First you’ll encounter a collection of prints and drawings by the German artist Käthe Kollwitz (1867 – 1945). These works have been travelling around the country and will be in place until 12th January. Anyone who stands in front of these visceral, powerful images will be moved. They tear at the heart-strings. There is such sadness and fury in many of them which will make you cry. One of the most extraordinary images is a self-portrait she made representing a mother’s grief. She drew herself holding her seven year old son, hugging him to her breast, almost devouring him. And it was a miserably prescient image because her adored son Peter died at the age of 18, as the First World War began.
Living in Berlin with her husband, a doctor tending some of the city’s most impoverished people, she made it her artistic challenge to depict the struggles of women – struggles which so often included dreadful poverty, hardship and loss.
I love her self portraits too. They are so well observed and honest – there is no artifice.

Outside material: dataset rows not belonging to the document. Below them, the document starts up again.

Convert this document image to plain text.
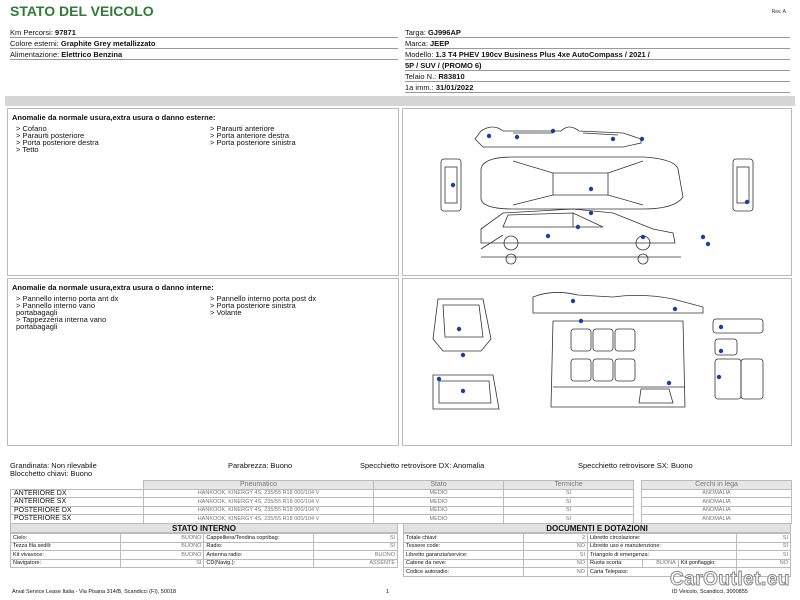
STATO DEL VEICOLO	Rev. A
Km Percorsi: 97871
Colore esterni: Graphite Grey metallizzato
Alimentazione: Elettrico Benzina
Targa: GJ996AP
Marca: JEEP
Modello: 1.3 T4 PHEV 190cv Business Plus 4xe AutoCompass / 2021 /
5P / SUV / (PROMO 6)
Telaio N.: R83810
1a imm.: 31/01/2022
Anomalie da normale usura,extra usura o danno esterne:
> Cofano
> Paraurti posteriore
> Porta posteriore destra
> Tetto
> Paraurti anteriore
> Porta anteriore destra
> Porta posteriore sinistra
Anomalie da normale usura,extra usura o danno interne:
> Pannello interno porta ant dx
> Pannello interno vano
portabagagli
> Tappezzeria interna vano
portabagagli
> Pannello interno porta post dx
> Porta posteriore sinistra
> Volante
Grandinata: Non rilevabile	Parabrezza: Buono	Specchietto retrovisore DX: Anomalia	Specchietto retrovisore SX: Buono
Blocchetto chiavi: Buono
	Pneumatico	Stato	Termiche		Cerchi in lega
ANTERIORE DX	HANKOOK, KINERGY 4S, 235/55 R18 000/104 V	MEDIO	SI		ANOMALIA
ANTERIORE SX	HANKOOK, KINERGY 4S, 235/55 R18 000/104 V	MEDIO	SI		ANOMALIA
POSTERIORE DX	HANKOOK, KINERGY 4S, 235/55 R18 000/104 V	MEDIO	SI		ANOMALIA
POSTERIORE SX	HANKOOK, KINERGY 4S, 235/55 R18 000/104 V	MEDIO	SI		ANOMALIA
STATO INTERNO
Cielo:	BUONO	Cappelliera/Tendina copribag:	SI
Tezza fila sedili:	BUONO	Radio:	SI
Kit vivavoce:	BUONO	Antenna radio:	BUONO
Navigatore:	SI	CD(Navig.):	ASSENTE
DOCUMENTI E DOTAZIONI
Totale chiavi:	2	Libretto circolazione:			SI
Tessere code:	NO	Libretto uso e manutenzione:			SI
Libretto garanzia/service:	SI	Triangolo di emergenza:			SI
Catene da neve:	NO	Ruota scorta:	BUONA	Kit gonfiaggio:	NO
Codice autoradio:	NO	Carta Telepass:			
Arval Service Lease Italia - Via Pisana 314/B, Scandicci (FI), 50018	1	ID Veicolo, Scandicci, 3000855
CarOutlet.eu
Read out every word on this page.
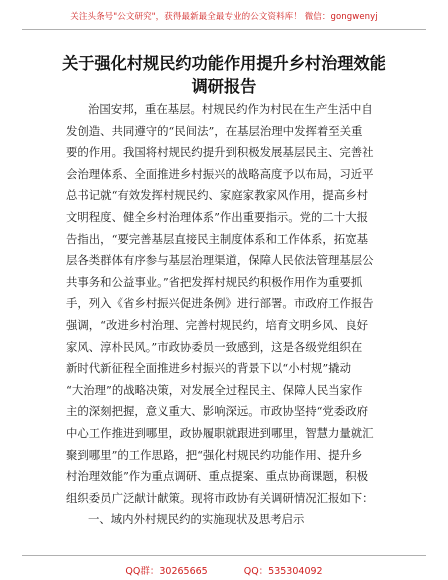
关注头条号"公文研究"，获得最新最全最专业的公文资料库！ 微信：gongwenyj
关于强化村规民约功能作用提升乡村治理效能
调研报告
治国安邦，重在基层。村规民约作为村民在生产生活中自
发创造、共同遵守的“民间法”，在基层治理中发挥着至关重
要的作用。我国将村规民约提升到积极发展基层民主、完善社
会治理体系、全面推进乡村振兴的战略高度予以布局，习近平
总书记就“有效发挥村规民约、家庭家教家风作用，提高乡村
文明程度、健全乡村治理体系”作出重要指示。党的二十大报
告指出，“要完善基层直接民主制度体系和工作体系，拓宽基
层各类群体有序参与基层治理渠道，保障人民依法管理基层公
共事务和公益事业。”省把发挥村规民约积极作用作为重要抓
手，列入《省乡村振兴促进条例》进行部署。市政府工作报告
强调，“改进乡村治理、完善村规民约，培育文明乡风、良好
家风、淳朴民风。”市政协委员一致感到，这是各级党组织在
新时代新征程全面推进乡村振兴的背景下以“小村规”撬动
“大治理”的战略决策，对发展全过程民主、保障人民当家作
主的深刻把握，意义重大、影响深远。市政协坚持“党委政府
中心工作推进到哪里，政协履职就跟进到哪里，智慧力量就汇
聚到哪里”的工作思路，把“强化村规民约功能作用、提升乡
村治理效能”作为重点调研、重点提案、重点协商课题，积极
组织委员广泛献计献策。现将市政协有关调研情况汇报如下：
一、域内外村规民约的实施现状及思考启示
QQ群：30265665	QQ：535304092
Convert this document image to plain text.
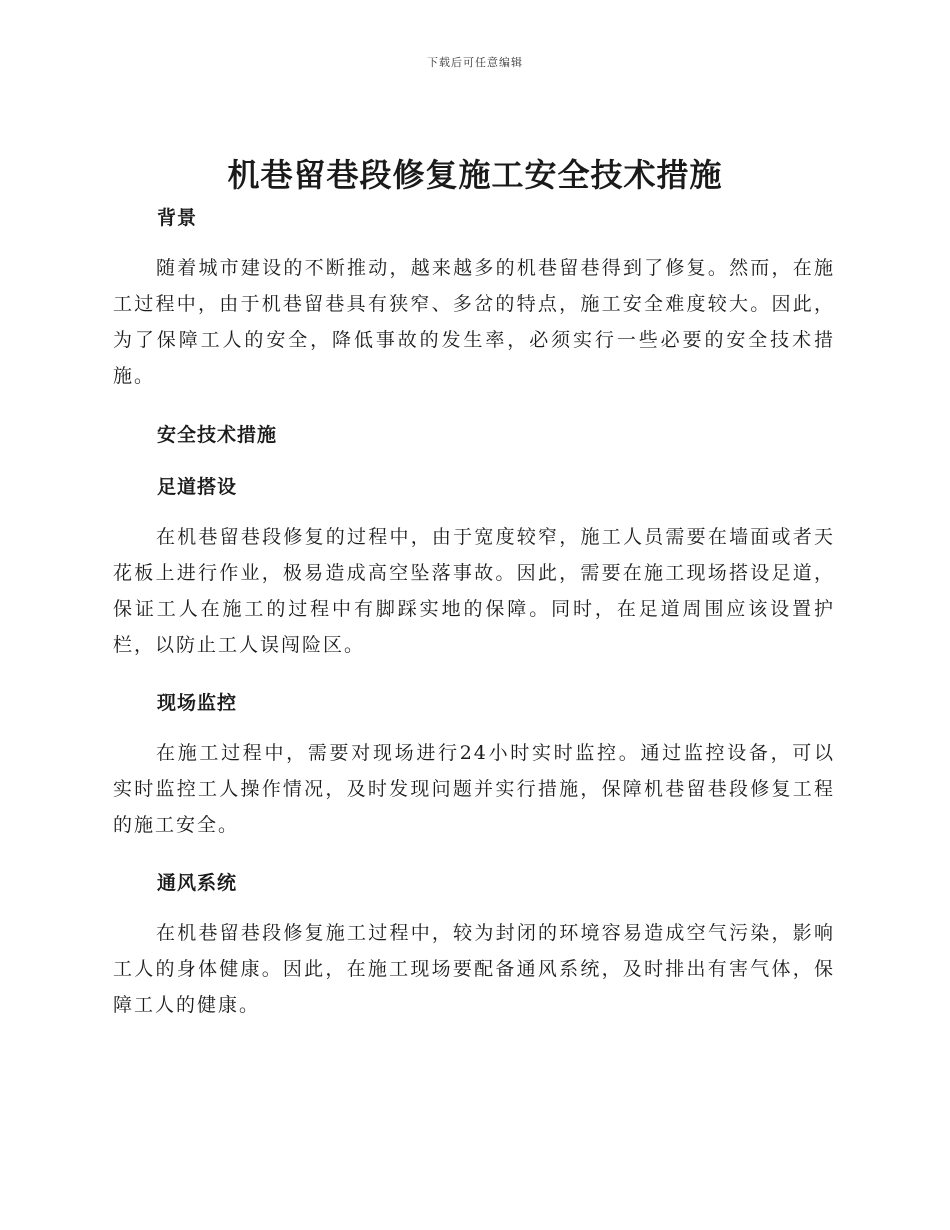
下载后可任意编辑
机巷留巷段修复施工安全技术措施
背景

随着城市建设的不断推动，越来越多的机巷留巷得到了修复。然而，在施工过程中，由于机巷留巷具有狭窄、多岔的特点，施工安全难度较大。因此，为了保障工人的安全，降低事故的发生率，必须实行一些必要的安全技术措施。

安全技术措施
足道搭设

在机巷留巷段修复的过程中，由于宽度较窄，施工人员需要在墙面或者天花板上进行作业，极易造成高空坠落事故。因此，需要在施工现场搭设足道，保证工人在施工的过程中有脚踩实地的保障。同时，在足道周围应该设置护栏，以防止工人误闯险区。

现场监控

在施工过程中，需要对现场进行24小时实时监控。通过监控设备，可以实时监控工人操作情况，及时发现问题并实行措施，保障机巷留巷段修复工程的施工安全。

通风系统

在机巷留巷段修复施工过程中，较为封闭的环境容易造成空气污染，影响工人的身体健康。因此，在施工现场要配备通风系统，及时排出有害气体，保障工人的健康。
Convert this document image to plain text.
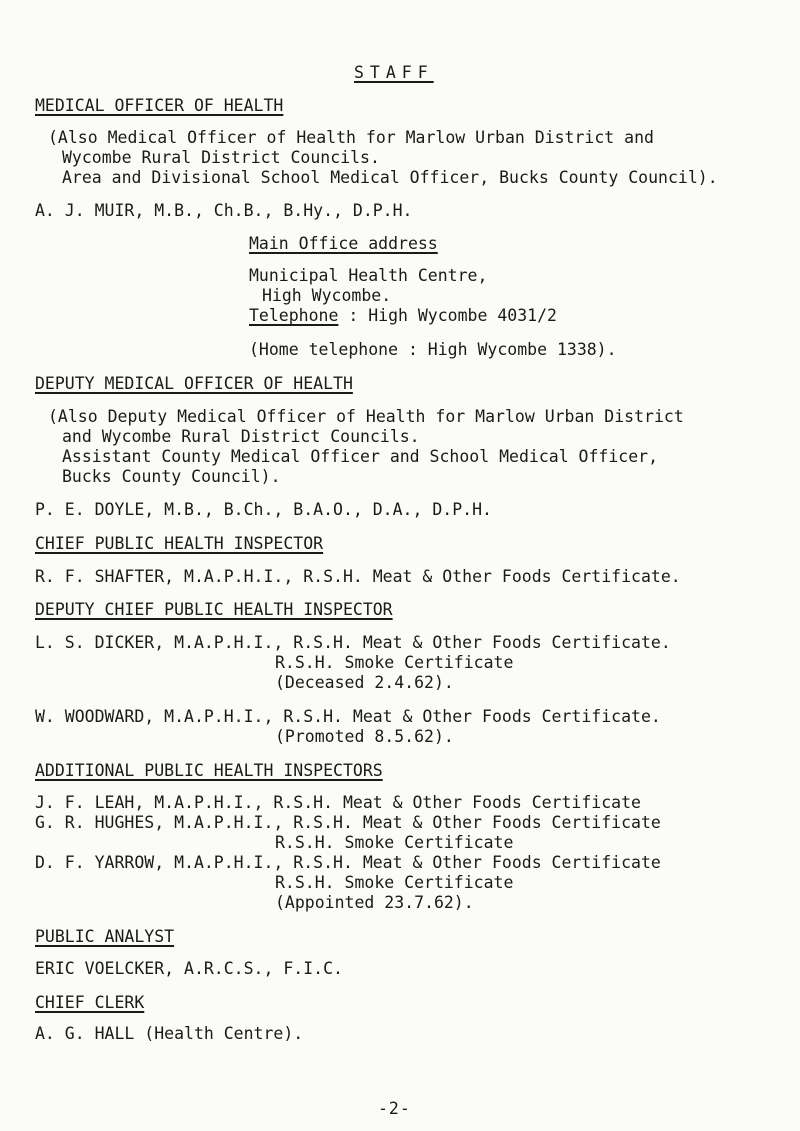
STAFF
MEDICAL OFFICER OF HEALTH
(Also Medical Officer of Health for Marlow Urban District and
Wycombe Rural District Councils.
Area and Divisional School Medical Officer, Bucks County Council).
A. J. MUIR, M.B., Ch.B., B.Hy., D.P.H.
Main Office address
Municipal Health Centre,
High Wycombe.
Telephone : High Wycombe 4031/2
(Home telephone : High Wycombe 1338).
DEPUTY MEDICAL OFFICER OF HEALTH
(Also Deputy Medical Officer of Health for Marlow Urban District
and Wycombe Rural District Councils.
Assistant County Medical Officer and School Medical Officer,
Bucks County Council).
P. E. DOYLE, M.B., B.Ch., B.A.O., D.A., D.P.H.
CHIEF PUBLIC HEALTH INSPECTOR
R. F. SHAFTER, M.A.P.H.I., R.S.H. Meat & Other Foods Certificate.
DEPUTY CHIEF PUBLIC HEALTH INSPECTOR
L. S. DICKER, M.A.P.H.I., R.S.H. Meat & Other Foods Certificate.
R.S.H. Smoke Certificate
(Deceased 2.4.62).
W. WOODWARD, M.A.P.H.I., R.S.H. Meat & Other Foods Certificate.
(Promoted 8.5.62).
ADDITIONAL PUBLIC HEALTH INSPECTORS
J. F. LEAH, M.A.P.H.I., R.S.H. Meat & Other Foods Certificate
G. R. HUGHES, M.A.P.H.I., R.S.H. Meat & Other Foods Certificate
R.S.H. Smoke Certificate
D. F. YARROW, M.A.P.H.I., R.S.H. Meat & Other Foods Certificate
R.S.H. Smoke Certificate
(Appointed 23.7.62).
PUBLIC ANALYST
ERIC VOELCKER, A.R.C.S., F.I.C.
CHIEF CLERK
A. G. HALL (Health Centre).
-2-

And in the room next to this exhibition is Pushing Paper. It’s wonderful to see such variety of art on paper. The glory of paper is that is comes in so many shapes, sizes and textures and can be used with charcoal, pencil, paint, print and, of course, more paper in the shape of collage. I find this sort of show very satisfying and loved seeing work by a roll call of contemporary artists such as Grayson Perry, David Hockney, Tracy Emin, Richard Hamilton, Peter Doig and Judy Chicago.

The works are grouped into themes such as place and space, time and memory, but it’s not really necessary to feel the works mapped out. It’s just a joy to see so much work done with pure joy on paper.


So, brave the crowds at the British Museum and breathe in the excellence of art on paper. As I mentioned, you’ve got until 12th January 2020 to enjoy them.